First a general comment: One problem with having a "production quality" implementation, apart from writing quality code, is that the combined selection of options specified in the whole TLS specification_s_ (am I wrong to assume your site implements the deprecated TLS v1.2?) is nowhere near "production quality" -- in fact you have to walk a very thin line as to not accidentally hurt yourself with obscure cipher modes, weak keying algorithms, and outright flawed (and/or broken) cryptography.

I think in this scenario you would probably want to use openssl or gnutls bindings, if you just want to talk to as many TLS servers as possible and don't care about security implications.

I have projects that require making SSLv3 connections (pre-TLSv1.0), but I realize that this is a niche thing, and I believe that there should be a strong distinction in library interfaces between "best practice" crypto for new applications vs "toy crypto" for talking to arcane systems.

ECC is not exactly toy crypto, but as @pqwy pointed out it is still a subject of (hot) debate, so I think it's fair to say its use is debatable. Even the cryptographers can't agree on what comprises a secure ECC cryptosystem, or how to safely implement it. Personally I think the arguments put forward by Lange/Bernstein sound sensible, but I am not a mathematician and have no way to evaluate them.

[orbitz]

am I wrong to assume your site implements the deprecated TLS v1.2

Is TLS v1.2 deprecated? As far as I am aware v1.3 is still in draft.

Here is the SSLLabs report on the domain I'm using for testing:

https://www.ssllabs.com/ssltest/analyze.html?d=www.varnish-cache.org&s=176.58.90.154&latest

The host gets an A grade from ssllabs.

I guess I'm a bit confused now. When I opened this issue my belief was that there either wasn't enough user-driven motivation to implement ECC or that it was on the roadmap but just hadn't been gotten to yet.

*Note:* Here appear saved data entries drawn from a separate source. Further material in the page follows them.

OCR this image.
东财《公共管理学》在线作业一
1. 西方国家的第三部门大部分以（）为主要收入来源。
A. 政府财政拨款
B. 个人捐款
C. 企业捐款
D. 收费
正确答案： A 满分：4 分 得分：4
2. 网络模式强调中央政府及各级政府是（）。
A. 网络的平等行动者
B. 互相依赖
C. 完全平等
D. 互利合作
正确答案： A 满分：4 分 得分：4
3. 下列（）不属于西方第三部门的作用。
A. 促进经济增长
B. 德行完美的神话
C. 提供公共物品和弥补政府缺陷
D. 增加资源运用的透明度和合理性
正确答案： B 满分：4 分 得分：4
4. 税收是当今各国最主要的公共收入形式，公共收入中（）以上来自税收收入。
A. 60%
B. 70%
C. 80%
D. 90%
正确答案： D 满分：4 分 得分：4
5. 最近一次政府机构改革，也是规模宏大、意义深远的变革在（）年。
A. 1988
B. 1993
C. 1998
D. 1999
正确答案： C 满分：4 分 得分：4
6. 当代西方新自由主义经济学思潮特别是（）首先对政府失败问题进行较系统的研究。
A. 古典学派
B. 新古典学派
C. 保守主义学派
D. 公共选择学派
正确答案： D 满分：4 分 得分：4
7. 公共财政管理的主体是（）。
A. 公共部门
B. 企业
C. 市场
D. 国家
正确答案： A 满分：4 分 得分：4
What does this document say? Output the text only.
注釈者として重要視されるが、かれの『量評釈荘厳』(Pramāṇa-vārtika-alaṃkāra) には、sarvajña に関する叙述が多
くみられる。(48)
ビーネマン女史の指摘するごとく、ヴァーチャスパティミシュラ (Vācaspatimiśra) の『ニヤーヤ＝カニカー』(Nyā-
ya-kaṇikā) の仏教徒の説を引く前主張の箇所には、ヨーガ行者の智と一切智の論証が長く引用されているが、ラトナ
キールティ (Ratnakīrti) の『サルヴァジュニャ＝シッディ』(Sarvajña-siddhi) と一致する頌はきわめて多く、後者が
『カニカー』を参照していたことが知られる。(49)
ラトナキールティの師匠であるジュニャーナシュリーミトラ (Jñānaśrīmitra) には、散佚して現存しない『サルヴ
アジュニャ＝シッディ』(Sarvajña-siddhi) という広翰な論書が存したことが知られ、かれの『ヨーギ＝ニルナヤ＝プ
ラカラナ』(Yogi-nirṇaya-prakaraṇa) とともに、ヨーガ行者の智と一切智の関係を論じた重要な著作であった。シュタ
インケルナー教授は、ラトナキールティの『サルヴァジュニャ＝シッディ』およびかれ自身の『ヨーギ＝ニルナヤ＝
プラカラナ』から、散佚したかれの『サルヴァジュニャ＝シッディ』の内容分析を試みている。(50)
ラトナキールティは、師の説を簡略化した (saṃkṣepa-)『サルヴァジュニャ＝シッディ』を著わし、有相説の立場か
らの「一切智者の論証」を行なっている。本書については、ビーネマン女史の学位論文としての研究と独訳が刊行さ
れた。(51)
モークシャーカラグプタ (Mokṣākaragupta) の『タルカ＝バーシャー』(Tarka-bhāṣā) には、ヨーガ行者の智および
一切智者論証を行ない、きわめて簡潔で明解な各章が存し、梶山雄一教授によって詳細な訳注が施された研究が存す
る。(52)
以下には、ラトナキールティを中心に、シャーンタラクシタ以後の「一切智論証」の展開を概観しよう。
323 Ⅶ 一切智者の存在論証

Is the case that ECC is not in ocaml-tls because it is being debated?

Maybe an alternative is that the project could have a goal of supporting any site that has an A grade from SSLLabs, that way it is easy for someone like me to understand if a TLS connection should be expected to work or not?

[talex5]

BTW, if this does get implemented, I'd be interested in using ocaml-tls in 0install. I tried using the current version, but it failed on the first site I tried (gitlab.io) because (I think) they didn't have any ciphers in common.

[hannesm]

now that tls 0.12.0 is released which includes TLS 1.3 support, and the mandated P-256 and X25519 ECDHE, I'm closing this issue. if you encounter problems connecting to servers, please report a new issue with the specific server name.

[hannesm]

A report with a server using TLS 1.2 and ECDHE was done in #413, support for ECDHE and TLS < 1.3 has been developed in #414.